Numa semana em que o Ministério da Saúde deu orientações aos hospitais para ativar planos de contingência e suspenderem atividade programada em função das necessidades, e para responderem em rede, Jorge Almeida, diretor do serviço de Medicina Interna do Hospital de São João, o maior do país, ajuda a perceber o que se antecipa e os desafios dos próximos meses. Nos invernos não há só mais infeções respiratórias, há mais doentes crónicos que descompensam com o frio. Não tem dúvidas que irão aparecer, num ano em que não se abrem mais cem camas da mesma forma do que nos invernos passados. As condições sociais, que poderão agravar-se, e de retaguarda são as variáveis que não se controlam dentro de um hospital. A Segurança Social tem estado nas últimas semanas a agilizar a resposta a casos sociais, que todos os anos ocupam às centenas os hospitais do país. No serviço de Jorge Almeida, chegou a haver 30 doentes que já podiam ter tido alta clínica. Alguns permaneceram no hospital dois e três anos.
Que ambiente se vive neste momento no hospital?
Por um lado podemos dizer que a pressão é menor do que no início da epidemia, porque na altura estávamos mais sozinhos. Neste momento todos os hospitais respondem a doentes com covid-19. De dia para dia aqui no Norte fomos sentindo um aumento explosivo de casos. Há uma contaminação global que impactou os hospitais na região, que estão a passar um mau bocado. Isto era mais ou menos previsível e foi o que antecipámos quando fizemos os planos em maio, mas o que sabíamos também desde essa altura era que quando chegássemos aqui, os outros doentes também iam cá estar.
Esse é o desafio, não parar atividade?
Nesta altura é impossível parar a vinda das pessoas com outras doenças. E da outra vez também é preciso dizer que não parámos. Parou cirurgia programada, mas em internamento e na parte médica havia capacidade de resposta, mas as pessoas não vieram. Fruto do receio de algum alarmismo, as pessoas fugiram dos cuidados de saúde.

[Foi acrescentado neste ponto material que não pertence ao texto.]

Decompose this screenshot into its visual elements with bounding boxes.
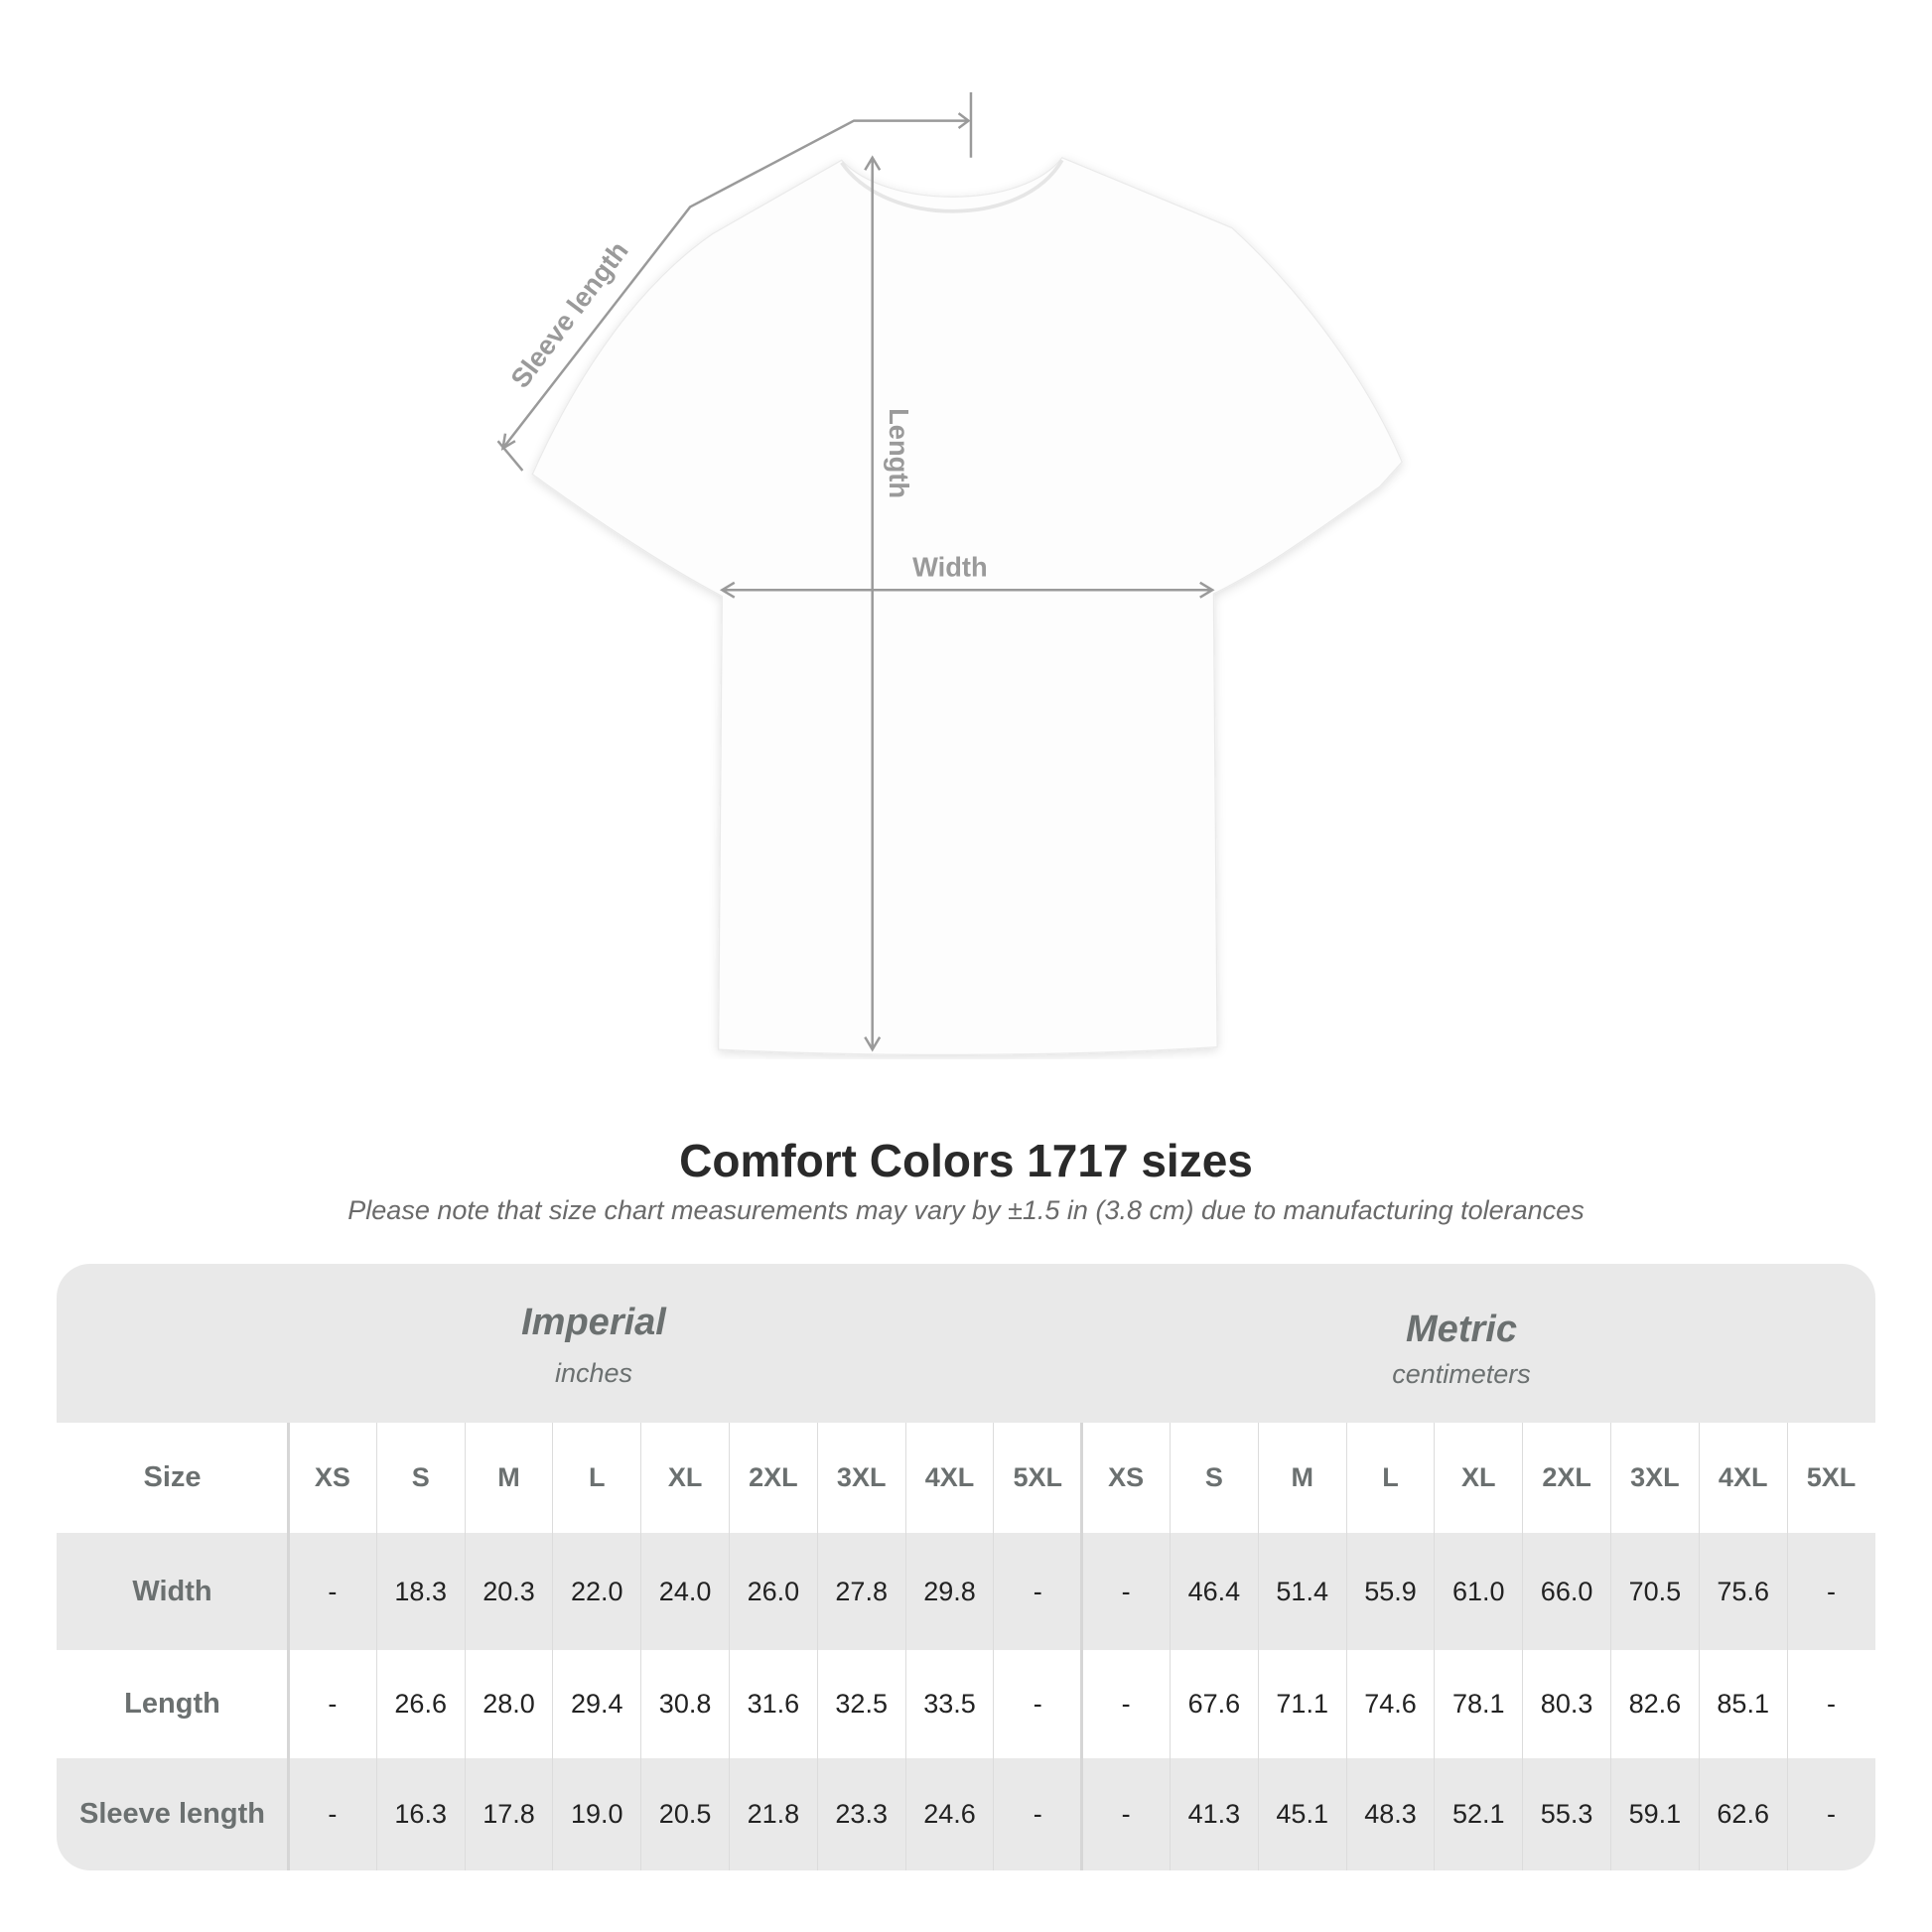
size-table: Imperial inches Metric centimeters Size X…: [57, 1264, 1875, 1870]
value-cell: -: [1786, 1533, 1875, 1650]
value-cell: 20.3: [464, 1533, 553, 1650]
value-cell: 70.5: [1610, 1533, 1699, 1650]
value-cell: 24.6: [904, 1758, 994, 1870]
value-cell: -: [288, 1650, 376, 1758]
value-cell: 23.3: [816, 1758, 905, 1870]
size-header-cell: S: [375, 1423, 465, 1533]
value-cell: 67.6: [1170, 1650, 1258, 1758]
size-header-cell: 3XL: [1610, 1423, 1699, 1533]
value-cell: 55.9: [1345, 1533, 1435, 1650]
value-cell: 71.1: [1257, 1650, 1346, 1758]
value-cell: 62.6: [1698, 1758, 1787, 1870]
value-cell: 31.6: [729, 1650, 817, 1758]
size-header-cell: XS: [1081, 1423, 1170, 1533]
metric-title: Metric: [1406, 1309, 1517, 1350]
value-cell: 30.8: [640, 1650, 729, 1758]
tshirt-diagram: Sleeve length Length Width: [496, 92, 1403, 1055]
metric-unit: centimeters: [1392, 1359, 1531, 1389]
value-cell: 41.3: [1170, 1758, 1258, 1870]
value-cell: 82.6: [1610, 1650, 1699, 1758]
value-cell: -: [993, 1533, 1081, 1650]
value-cell: 29.8: [904, 1533, 994, 1650]
value-cell: -: [288, 1533, 376, 1650]
size-header-cell: 4XL: [1698, 1423, 1787, 1533]
page-title: Comfort Colors 1717 sizes: [679, 1135, 1253, 1186]
value-cell: -: [288, 1758, 376, 1870]
value-cell: 75.6: [1698, 1533, 1787, 1650]
value-cell: 61.0: [1434, 1533, 1522, 1650]
size-header-label: Size: [143, 1461, 202, 1493]
tshirt-shape: [531, 157, 1403, 1055]
size-header-cell: 4XL: [904, 1423, 994, 1533]
row-label: Sleeve length: [79, 1798, 265, 1830]
table-row: Width -18.3 20.3 22.0 24.0 26.0 27.8 29.8- -46.4…: [57, 1533, 1875, 1650]
width-label: Width: [912, 552, 988, 583]
table-row: Length -26.6 28.0 29.4 30.8 31.6 32.5 33.5- -67.…: [57, 1650, 1875, 1758]
value-cell: -: [1081, 1650, 1170, 1758]
size-header-cell: XL: [640, 1423, 729, 1533]
value-cell: 32.5: [816, 1650, 905, 1758]
value-cell: 33.5: [904, 1650, 994, 1758]
value-cell: 17.8: [464, 1758, 553, 1870]
value-cell: 74.6: [1345, 1650, 1435, 1758]
value-cell: 46.4: [1170, 1533, 1258, 1650]
tshirt-collar: [840, 159, 1064, 213]
value-cell: 21.8: [729, 1758, 817, 1870]
value-cell: 80.3: [1522, 1650, 1610, 1758]
value-cell: 85.1: [1698, 1650, 1787, 1758]
value-cell: 78.1: [1434, 1650, 1522, 1758]
size-header-cell: L: [1345, 1423, 1435, 1533]
size-header-cell: 2XL: [729, 1423, 817, 1533]
value-cell: 19.0: [552, 1758, 640, 1870]
value-cell: 28.0: [464, 1650, 553, 1758]
value-cell: 55.3: [1522, 1758, 1610, 1870]
system-divider: [1080, 1423, 1083, 1870]
value-cell: 24.0: [640, 1533, 729, 1650]
size-header-cell: 2XL: [1522, 1423, 1610, 1533]
value-cell: 59.1: [1610, 1758, 1699, 1870]
value-cell: 45.1: [1257, 1758, 1346, 1870]
value-cell: 22.0: [552, 1533, 640, 1650]
value-cell: -: [1786, 1650, 1875, 1758]
value-cell: 18.3: [375, 1533, 465, 1650]
value-cell: 16.3: [375, 1758, 465, 1870]
size-header-cell: L: [552, 1423, 640, 1533]
label-divider: [287, 1423, 290, 1870]
metric-header: Metric centimeters: [1114, 1309, 1809, 1390]
value-cell: 66.0: [1522, 1533, 1610, 1650]
size-header-cell: XS: [288, 1423, 376, 1533]
value-cell: -: [1081, 1533, 1170, 1650]
value-cell: 51.4: [1257, 1533, 1346, 1650]
size-header-cell: XL: [1434, 1423, 1522, 1533]
value-cell: -: [993, 1650, 1081, 1758]
value-cell: 52.1: [1434, 1758, 1522, 1870]
value-cell: -: [1786, 1758, 1875, 1870]
size-header-cell: 3XL: [816, 1423, 905, 1533]
value-cell: 26.0: [729, 1533, 817, 1650]
size-header-row: Size XS S M L XL 2XL 3XL 4XL 5XL XS S M L XL 2XL 3XL 4XL 5…: [57, 1423, 1875, 1533]
row-label: Length: [124, 1688, 220, 1720]
value-cell: 29.4: [552, 1650, 640, 1758]
value-cell: -: [1081, 1758, 1170, 1870]
value-cell: -: [993, 1758, 1081, 1870]
imperial-header: Imperial inches: [246, 1302, 941, 1389]
value-cell: 48.3: [1345, 1758, 1435, 1870]
size-header-cell: M: [1257, 1423, 1346, 1533]
row-label: Width: [132, 1575, 212, 1607]
size-header-cell: 5XL: [993, 1423, 1081, 1533]
measurement-lines: [496, 92, 1215, 1052]
value-cell: 27.8: [816, 1533, 905, 1650]
tolerance-note: Please note that size chart measurements…: [347, 1195, 1585, 1225]
imperial-title: Imperial: [521, 1302, 666, 1343]
size-header-cell: M: [464, 1423, 553, 1533]
value-cell: 26.6: [375, 1650, 465, 1758]
table-row: Sleeve length -16.3 17.8 19.0 20.5 21.8 23.3 24…: [57, 1758, 1875, 1870]
imperial-unit: inches: [554, 1358, 633, 1388]
header-band: [57, 1264, 1875, 1423]
size-header-cell: S: [1170, 1423, 1258, 1533]
length-label: Length: [884, 408, 914, 498]
value-cell: 20.5: [640, 1758, 729, 1870]
size-header-cell: 5XL: [1786, 1423, 1875, 1533]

Tem receio que isso possa acontecer?
Tenho a certeza que não vai acontecer, mas é por isso que neste momento temos mais dificuldades. Termos doentes covid e não covid exige uma grande organização do espaço. Tenho 209 camas de enfermaria. Neste momento tenho 58 camas alocadas à covid-19. Nesse setor, não posso ter outros doentes. E esse setor ocupa mais espaço e consome mais temo do que o outro, onde hoje tenho 100 doentes e no início da epidemia tinha uma ocupação de 20% a 30%. As equipas que vão ver doentes covid e não covid saem do mesmo serviço e os doentes com covid demoram um pouco mais tempo a ver. Não que a doença seja má, mas porque tem limitações de etiqueta respiratória, colocar e tirar o equipamento de proteção individual e tudo isso são condicionantes. E portanto percebe-se que aumentando doentes, a certa altura não conseguimos esticar para todo o lado.
Foi nesse sentido que viu o despacho publicado esta semana?
Para mim o despacho foi lógico. Neste momento tenho aqui 58 doentes covid. Se vier uma pessoa com outra doença, tenho capacidade de internamento. Mas pode chegar a um momento em que temos de colocar os doentes na área de cirurgia. Quando puser muitos doentes na cirurgia, a atividade eletiva ou programada de cirurgia tem de diminuir.